How to Play The Pentatonic Scale Using 4 Notes Per String And Visualization

If you’re into tapping or if you’ve got monster hands, you know, four notes per string. Like with the tapping thing, you can do five notes. But just look at the scale. You want to try to visualize the whole scale all over the neck. One way to start to tackle that is to do these exercises that I show in “Pentatonic Passages”, which is just simply — and it’s not about speed; it’s more about visualization. Playing the pentatonic scale, three notes per string, horizontally across the neck like… Now that’s the root position. So you also want to learn the first version of that or the major pentatonic. And then the next inversion. Next one.
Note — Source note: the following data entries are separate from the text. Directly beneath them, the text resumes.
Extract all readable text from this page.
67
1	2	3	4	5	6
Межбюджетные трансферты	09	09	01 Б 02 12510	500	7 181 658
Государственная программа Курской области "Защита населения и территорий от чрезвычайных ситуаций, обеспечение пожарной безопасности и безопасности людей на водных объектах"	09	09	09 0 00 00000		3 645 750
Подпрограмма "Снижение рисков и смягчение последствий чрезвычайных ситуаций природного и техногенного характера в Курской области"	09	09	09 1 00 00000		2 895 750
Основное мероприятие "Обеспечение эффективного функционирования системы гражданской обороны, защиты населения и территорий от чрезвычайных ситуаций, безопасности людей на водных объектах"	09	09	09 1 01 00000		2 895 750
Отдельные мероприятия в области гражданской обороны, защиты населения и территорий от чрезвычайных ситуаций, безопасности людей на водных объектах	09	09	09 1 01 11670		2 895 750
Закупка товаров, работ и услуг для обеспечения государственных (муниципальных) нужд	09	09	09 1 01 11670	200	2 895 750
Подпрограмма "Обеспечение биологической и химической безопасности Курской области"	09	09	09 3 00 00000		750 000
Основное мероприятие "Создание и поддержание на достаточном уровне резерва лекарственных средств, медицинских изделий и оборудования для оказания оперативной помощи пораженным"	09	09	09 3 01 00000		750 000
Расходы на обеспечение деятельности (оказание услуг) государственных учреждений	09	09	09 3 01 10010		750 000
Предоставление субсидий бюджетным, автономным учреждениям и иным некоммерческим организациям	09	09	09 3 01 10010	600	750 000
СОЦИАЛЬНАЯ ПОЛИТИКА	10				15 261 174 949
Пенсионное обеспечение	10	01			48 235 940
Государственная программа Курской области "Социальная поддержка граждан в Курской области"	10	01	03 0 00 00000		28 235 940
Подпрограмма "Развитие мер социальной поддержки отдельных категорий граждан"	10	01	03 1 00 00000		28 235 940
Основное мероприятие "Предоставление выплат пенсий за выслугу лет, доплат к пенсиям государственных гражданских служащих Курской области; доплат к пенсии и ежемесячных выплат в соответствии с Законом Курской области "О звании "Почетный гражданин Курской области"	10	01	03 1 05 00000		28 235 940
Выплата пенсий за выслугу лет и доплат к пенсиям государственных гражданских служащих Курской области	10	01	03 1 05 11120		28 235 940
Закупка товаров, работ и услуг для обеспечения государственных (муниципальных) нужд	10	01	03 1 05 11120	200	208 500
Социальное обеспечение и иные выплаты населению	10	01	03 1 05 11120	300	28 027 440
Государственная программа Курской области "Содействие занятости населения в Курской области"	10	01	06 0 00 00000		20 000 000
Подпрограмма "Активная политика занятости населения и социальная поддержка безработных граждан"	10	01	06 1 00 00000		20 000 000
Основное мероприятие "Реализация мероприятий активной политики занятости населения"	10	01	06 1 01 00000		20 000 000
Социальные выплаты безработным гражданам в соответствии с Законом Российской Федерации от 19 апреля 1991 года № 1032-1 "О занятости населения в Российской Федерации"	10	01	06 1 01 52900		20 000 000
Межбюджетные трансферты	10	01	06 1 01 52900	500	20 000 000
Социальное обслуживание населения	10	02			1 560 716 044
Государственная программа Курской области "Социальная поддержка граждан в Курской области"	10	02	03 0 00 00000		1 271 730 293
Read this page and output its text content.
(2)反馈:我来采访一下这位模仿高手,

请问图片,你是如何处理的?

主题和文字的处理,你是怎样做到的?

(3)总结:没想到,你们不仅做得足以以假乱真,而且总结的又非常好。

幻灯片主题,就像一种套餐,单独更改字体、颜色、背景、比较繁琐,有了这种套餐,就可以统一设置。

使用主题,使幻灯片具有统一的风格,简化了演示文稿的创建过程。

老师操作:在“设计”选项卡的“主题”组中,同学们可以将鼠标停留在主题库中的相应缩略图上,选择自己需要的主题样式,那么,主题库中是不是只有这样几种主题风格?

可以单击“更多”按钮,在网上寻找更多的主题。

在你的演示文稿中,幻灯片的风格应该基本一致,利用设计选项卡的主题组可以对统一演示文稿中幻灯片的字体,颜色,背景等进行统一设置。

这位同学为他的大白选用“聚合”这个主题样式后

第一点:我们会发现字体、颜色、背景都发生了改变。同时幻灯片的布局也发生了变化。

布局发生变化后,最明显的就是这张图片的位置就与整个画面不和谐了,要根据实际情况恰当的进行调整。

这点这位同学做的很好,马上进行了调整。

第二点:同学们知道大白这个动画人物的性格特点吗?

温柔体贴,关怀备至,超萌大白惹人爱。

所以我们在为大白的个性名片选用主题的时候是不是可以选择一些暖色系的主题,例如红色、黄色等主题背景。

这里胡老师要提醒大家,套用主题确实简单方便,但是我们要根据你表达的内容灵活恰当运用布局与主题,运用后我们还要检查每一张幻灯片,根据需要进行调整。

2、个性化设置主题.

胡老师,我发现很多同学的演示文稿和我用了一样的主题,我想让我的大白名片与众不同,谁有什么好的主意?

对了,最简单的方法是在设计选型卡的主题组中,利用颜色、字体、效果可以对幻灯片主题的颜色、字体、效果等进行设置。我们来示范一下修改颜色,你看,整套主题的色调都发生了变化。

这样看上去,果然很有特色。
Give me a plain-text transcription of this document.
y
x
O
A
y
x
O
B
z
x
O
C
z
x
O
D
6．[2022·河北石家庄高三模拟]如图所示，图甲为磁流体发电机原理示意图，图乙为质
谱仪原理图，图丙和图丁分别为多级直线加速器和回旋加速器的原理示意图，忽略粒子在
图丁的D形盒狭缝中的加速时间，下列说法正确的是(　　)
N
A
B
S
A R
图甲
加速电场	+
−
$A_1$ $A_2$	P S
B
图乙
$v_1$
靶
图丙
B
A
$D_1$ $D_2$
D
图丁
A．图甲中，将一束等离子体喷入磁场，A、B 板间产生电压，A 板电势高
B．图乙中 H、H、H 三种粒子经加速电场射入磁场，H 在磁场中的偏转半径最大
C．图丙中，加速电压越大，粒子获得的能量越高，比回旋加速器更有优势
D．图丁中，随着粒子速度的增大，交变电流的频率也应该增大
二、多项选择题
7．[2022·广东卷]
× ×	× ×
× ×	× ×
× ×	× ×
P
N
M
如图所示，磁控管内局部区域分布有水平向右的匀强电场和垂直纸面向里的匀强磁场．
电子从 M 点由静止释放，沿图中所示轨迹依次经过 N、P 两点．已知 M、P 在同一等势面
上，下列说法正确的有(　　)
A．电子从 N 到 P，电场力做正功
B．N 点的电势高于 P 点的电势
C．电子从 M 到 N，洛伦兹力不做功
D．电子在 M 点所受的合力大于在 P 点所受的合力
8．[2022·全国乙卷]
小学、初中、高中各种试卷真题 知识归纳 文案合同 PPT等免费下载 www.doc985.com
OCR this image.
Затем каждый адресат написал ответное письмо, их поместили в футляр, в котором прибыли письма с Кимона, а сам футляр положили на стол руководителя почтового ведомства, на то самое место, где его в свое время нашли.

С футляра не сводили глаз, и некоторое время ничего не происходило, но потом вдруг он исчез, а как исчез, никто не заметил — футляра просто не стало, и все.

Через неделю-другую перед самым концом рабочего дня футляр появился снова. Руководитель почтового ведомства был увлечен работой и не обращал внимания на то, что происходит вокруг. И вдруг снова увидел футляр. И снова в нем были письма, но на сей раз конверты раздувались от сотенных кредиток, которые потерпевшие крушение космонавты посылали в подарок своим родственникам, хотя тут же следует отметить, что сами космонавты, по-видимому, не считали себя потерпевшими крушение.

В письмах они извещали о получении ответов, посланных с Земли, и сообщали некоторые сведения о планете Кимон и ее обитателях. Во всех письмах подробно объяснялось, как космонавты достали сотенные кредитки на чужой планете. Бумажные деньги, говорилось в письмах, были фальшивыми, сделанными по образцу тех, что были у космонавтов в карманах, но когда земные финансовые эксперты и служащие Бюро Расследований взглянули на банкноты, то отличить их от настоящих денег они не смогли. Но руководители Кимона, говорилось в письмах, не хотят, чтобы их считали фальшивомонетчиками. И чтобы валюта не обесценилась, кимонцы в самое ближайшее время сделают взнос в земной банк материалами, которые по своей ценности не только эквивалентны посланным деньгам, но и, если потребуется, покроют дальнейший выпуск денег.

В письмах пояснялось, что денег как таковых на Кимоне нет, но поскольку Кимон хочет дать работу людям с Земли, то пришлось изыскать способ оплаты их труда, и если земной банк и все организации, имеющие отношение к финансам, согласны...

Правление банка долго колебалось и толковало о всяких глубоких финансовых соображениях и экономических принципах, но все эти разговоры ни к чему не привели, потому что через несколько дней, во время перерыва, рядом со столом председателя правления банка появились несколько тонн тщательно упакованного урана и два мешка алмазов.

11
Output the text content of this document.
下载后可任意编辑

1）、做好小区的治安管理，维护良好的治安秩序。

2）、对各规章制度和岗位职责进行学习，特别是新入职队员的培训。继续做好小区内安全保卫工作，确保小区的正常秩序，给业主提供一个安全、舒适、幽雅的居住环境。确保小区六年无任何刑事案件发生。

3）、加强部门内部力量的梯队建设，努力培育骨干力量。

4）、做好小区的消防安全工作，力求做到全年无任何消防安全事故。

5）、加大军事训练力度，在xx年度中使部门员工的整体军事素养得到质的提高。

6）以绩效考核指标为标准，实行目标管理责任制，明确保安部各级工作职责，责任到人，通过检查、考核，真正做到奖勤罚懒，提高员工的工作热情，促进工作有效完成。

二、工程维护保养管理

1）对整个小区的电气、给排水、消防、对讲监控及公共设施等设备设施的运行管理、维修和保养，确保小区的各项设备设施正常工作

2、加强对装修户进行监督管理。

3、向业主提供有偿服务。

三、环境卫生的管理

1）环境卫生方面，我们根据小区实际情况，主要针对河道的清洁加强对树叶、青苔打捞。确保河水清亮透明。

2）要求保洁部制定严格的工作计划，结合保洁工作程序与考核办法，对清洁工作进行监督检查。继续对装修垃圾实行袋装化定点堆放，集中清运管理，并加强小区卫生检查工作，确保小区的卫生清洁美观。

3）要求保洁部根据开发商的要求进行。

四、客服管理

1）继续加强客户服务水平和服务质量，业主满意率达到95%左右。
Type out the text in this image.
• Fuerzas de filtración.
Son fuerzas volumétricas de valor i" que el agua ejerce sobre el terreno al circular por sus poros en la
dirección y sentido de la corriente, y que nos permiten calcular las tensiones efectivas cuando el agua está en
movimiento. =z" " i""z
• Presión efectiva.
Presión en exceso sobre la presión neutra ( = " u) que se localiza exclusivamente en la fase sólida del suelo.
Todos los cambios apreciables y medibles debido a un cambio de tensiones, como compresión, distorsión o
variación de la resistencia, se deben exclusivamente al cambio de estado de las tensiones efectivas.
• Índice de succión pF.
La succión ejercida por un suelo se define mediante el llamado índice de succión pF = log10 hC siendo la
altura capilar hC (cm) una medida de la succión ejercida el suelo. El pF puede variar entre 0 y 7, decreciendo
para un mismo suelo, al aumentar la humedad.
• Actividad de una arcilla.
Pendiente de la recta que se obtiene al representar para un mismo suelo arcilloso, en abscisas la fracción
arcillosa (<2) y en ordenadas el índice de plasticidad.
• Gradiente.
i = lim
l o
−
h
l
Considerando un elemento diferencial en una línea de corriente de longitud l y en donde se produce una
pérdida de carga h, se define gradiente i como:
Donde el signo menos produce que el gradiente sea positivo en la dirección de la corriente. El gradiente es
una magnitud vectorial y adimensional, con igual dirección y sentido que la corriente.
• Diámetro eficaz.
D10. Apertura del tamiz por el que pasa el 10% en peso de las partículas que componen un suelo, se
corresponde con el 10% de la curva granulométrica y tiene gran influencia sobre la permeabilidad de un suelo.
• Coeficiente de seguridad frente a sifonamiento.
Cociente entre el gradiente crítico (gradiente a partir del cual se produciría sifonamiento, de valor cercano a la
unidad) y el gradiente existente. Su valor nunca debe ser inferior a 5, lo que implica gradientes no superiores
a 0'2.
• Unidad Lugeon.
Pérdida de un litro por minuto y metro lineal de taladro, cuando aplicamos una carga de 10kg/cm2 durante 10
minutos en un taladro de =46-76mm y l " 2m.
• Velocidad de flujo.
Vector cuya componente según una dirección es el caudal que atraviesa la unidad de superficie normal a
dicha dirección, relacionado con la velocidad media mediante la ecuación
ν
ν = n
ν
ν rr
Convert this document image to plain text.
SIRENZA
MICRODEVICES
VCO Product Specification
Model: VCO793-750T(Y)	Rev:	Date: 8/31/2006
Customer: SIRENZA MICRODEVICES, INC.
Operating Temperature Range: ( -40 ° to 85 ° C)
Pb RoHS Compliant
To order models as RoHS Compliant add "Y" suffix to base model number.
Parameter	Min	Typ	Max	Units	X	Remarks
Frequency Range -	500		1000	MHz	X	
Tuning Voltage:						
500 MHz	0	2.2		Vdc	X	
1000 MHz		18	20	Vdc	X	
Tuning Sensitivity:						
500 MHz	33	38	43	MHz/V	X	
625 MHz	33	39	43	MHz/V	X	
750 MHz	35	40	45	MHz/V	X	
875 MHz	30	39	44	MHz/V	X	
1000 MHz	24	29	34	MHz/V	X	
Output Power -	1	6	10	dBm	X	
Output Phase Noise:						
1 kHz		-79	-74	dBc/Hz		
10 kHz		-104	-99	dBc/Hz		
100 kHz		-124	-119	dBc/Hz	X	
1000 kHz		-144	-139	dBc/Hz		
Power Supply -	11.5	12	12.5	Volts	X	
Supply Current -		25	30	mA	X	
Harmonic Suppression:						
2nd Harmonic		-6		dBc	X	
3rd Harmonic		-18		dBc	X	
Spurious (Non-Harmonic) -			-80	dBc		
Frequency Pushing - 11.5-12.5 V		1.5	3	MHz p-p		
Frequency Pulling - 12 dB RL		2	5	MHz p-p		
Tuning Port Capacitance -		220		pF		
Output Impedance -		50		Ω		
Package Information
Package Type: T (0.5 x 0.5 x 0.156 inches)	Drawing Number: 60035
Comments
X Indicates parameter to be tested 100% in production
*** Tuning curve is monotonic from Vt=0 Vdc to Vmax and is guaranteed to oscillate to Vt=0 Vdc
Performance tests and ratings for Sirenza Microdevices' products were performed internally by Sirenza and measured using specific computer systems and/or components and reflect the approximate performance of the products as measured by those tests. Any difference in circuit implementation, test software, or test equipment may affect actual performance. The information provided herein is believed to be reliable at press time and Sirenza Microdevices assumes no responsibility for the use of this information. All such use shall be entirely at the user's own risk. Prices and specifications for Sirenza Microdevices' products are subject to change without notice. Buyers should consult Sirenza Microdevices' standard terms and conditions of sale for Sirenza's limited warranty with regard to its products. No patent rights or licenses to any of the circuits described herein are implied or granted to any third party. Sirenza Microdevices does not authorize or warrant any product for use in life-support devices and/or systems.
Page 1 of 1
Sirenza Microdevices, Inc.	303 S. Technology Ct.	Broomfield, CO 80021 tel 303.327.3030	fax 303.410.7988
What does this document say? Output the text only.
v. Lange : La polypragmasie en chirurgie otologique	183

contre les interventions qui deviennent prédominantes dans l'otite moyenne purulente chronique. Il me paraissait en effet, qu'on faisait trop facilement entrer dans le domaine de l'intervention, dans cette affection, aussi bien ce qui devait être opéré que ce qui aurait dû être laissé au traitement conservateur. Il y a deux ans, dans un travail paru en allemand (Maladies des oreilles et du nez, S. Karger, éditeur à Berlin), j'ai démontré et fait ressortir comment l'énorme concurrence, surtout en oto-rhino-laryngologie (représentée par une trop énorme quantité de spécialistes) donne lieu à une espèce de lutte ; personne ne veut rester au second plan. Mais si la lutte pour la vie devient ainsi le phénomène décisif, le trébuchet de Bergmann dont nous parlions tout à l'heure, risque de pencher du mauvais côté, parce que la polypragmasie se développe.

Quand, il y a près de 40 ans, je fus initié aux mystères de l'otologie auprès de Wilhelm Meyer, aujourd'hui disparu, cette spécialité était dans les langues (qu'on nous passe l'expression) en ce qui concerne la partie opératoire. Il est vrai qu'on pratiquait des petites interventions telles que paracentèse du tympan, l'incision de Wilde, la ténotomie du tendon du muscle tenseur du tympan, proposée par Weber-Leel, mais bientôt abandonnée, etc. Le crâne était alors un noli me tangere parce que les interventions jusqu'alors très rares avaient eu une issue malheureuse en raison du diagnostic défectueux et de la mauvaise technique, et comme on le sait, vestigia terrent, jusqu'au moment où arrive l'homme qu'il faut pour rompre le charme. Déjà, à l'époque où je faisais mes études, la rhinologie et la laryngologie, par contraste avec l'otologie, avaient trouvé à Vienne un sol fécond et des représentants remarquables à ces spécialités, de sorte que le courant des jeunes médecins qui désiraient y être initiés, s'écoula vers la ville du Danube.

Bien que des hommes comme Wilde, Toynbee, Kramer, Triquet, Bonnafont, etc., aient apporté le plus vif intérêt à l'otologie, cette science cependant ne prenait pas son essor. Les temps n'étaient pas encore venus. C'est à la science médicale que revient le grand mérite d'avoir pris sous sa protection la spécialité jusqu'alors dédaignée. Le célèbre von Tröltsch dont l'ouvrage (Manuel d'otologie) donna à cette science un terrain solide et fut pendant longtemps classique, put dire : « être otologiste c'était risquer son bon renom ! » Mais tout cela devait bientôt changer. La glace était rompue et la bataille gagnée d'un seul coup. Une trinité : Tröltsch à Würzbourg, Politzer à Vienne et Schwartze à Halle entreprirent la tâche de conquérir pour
And then… So you would want to learn like all the different inversions; learn three notes per string horizontally and then pick up my DVD, “Pentatonic Passages”, and see what things I’ve covered and see how you can apply it to what you’re doing. And just because I repeated a note, that doesn’t mean that every time you play horizontal like that you would have to repeat a note. Because you can sequence things in such a way… Check this out; we’ve all heard this lick, right? As far as the four note per string thing, I mean, what I think of more, really, is trying to visualize four notes per string and then making something musical with it. But you don’t necessarily have to play four notes consecutively. Let’s take what’s commonly thought of as the Locrian pattern, that’s three notes per string, across the neck. Then we’re also seeing the Ionian pattern, three notes per string across the neck. We’re seeing those two patterns together, which kind of creates a four note per string type visualization, as it were. Well, again, just like with the pentatonic scale, getting into like sequencing and making melodies and nice music. And not only that, I mean, you can play the scale, four notes per string so you can see more of — you can start to, in your mind’s eye, see the fret board in a different way and put yourself in a different spot on the guitar neck by practicing your scales that way, four notes per string.